Cal Schenkel Cleans You! Thrills You! Cleans & Thrills You!
This weird ad was placed in a number of Marvel comic books in 1967 (This example comes from an issue of Strange Tales). It advertises the latest release by the Mothers of Invention, titled We’re Only in It For the Money (critically praised as one of the very best albums of all time, if you believe that crap). Frank Zappa demanded total control of everything and took the entire promotional budget for this release (thanks to Verve Records) and sank it into adverts in comic books. Everybody was aghast, but the man knew his audience, ya know?
This ad was created by one of my all-time heroes of graphic design: Cal Schenkel. He did all of those covers for the Mothers of Invention and early Zappa records, as well as work for Captain Beefheart and the GTOs and Wild Man Fischer. Basically, he was the house artist at Zappa, Inc.
I was one of those weird kids who didn’t do sports, but collected comics and ended up listening to Frank Zappa records instead. At first, I didn’t understand the music—it took me ten years to actually sit through an entire playing of Beefheart’s Trout Mask Replica; I just couldn’t handle it. Despite this setback, I was instinctively grabbed by the images on the covers. Schenkel’s special talent was to take everything he could find and then break it and fuck it up and then use it in improbable ways. Looking at his work opened my eyes to impossible possibilities. I’m still trying to figure out exactly how he created some of that stuff. I show others, experts in their fields, and they are puzzled as well. He seemed to be tapping into some otherworldly technovision or something.
Finding Cal Schenkel was one of those “moments” that everybody experiences in his or her lives—transitional awakenings. They’re called “epiphanies.” Calvin was an epiphany for me. He’s the one that defined my sardonic sense of humor (a nice way of saying “snarky”). He sold me forever on collage as expression and, most importantly, he turned me on to using mistakes and rubbish as means to a glorious end.

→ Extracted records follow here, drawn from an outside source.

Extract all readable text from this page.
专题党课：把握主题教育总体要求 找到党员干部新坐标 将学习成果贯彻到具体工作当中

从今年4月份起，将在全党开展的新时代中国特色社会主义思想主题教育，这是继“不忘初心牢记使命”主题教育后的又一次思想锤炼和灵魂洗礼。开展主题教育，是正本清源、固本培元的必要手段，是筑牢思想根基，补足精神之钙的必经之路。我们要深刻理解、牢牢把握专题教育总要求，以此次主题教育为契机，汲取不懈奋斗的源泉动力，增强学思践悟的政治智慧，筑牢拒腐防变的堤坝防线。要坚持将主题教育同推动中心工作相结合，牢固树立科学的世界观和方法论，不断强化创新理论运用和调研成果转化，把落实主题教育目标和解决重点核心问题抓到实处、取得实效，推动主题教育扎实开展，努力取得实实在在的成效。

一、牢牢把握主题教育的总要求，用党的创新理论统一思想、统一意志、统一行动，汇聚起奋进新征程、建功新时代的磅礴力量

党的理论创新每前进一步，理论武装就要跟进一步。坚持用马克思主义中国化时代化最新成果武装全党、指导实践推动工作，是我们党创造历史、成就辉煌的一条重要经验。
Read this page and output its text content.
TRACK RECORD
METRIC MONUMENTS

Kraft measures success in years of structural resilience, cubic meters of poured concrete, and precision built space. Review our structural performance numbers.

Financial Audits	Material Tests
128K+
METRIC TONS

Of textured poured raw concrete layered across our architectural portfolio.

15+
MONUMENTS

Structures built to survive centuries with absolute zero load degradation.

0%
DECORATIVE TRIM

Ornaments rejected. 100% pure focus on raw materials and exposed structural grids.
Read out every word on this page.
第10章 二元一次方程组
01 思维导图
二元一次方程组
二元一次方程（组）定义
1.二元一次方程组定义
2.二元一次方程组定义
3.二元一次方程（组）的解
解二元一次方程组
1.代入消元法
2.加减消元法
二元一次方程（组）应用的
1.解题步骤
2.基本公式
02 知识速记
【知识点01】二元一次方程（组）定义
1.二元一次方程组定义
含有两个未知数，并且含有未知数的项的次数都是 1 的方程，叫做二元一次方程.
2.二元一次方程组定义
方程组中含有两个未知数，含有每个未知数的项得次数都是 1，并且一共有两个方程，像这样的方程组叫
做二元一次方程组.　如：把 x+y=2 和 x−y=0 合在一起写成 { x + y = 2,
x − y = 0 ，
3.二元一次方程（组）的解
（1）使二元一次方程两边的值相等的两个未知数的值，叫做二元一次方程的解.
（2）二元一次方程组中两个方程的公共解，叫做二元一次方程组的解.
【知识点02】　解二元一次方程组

Tripping across this little ad in 1967 (I was what, 13?) blew my mind. I read it and re-read it and stared at it. I didn’t get it. It took me a very long time to figure out it was selling a record. I had no idea what it was about. The blobby cartoon style (à la Peter Max, Heinz Edelmann, Milton Glaser, and all those nameless “psychedelic” artists, all unknown to me at the time) was so clumsy and beautiful that it looked like it was done by somebody addled or disabled. The hand-drawn copy—“Cleans you! Thrills you! Cleans & Thrills you!”—was so weird and snotty and cute that I still use it now, 50 years later. It was like a window to another universe. What did this all mean?
What it meant to me, of course, was not the importance of the actual SALE that was being rather badly attempted, but the impact was the way it looked. Cal Schenkel (b. 1947) was using bits and pieces from another culture to break my perceptions open to possibilities. It was the hook of “the other.” He was actually selling me another way to view my reality. And it was OK. It was in a comic book!
This is where I learned that design is language. This is where it was first presented to me in such a dramatic fashion. From this point on, I looked at all the images around me a little differently, leading down the path to what I later became (whatever it is).
I spend my time today digging through cultural detritus, examining and learning forgotten visual languages and absorbing them into my vocabulary. When I “write” in this language of graphic design, all that crap I learned comes back out as part of my dialog, my accent, my dialect. It has become part of my makeup. Sure, that happens to everybody, but we seldom note it. We are a collection of crap that has been presented to us (shoved into our faces, rammed down our throats). We learn it and we repeat it and we become it.
It was through Cal Schenkel that I learned to be AWARE of that process, to attempt to use it, to manipulate it. I learned the “art form” of graphic design language from Cal. I thank him endlessly.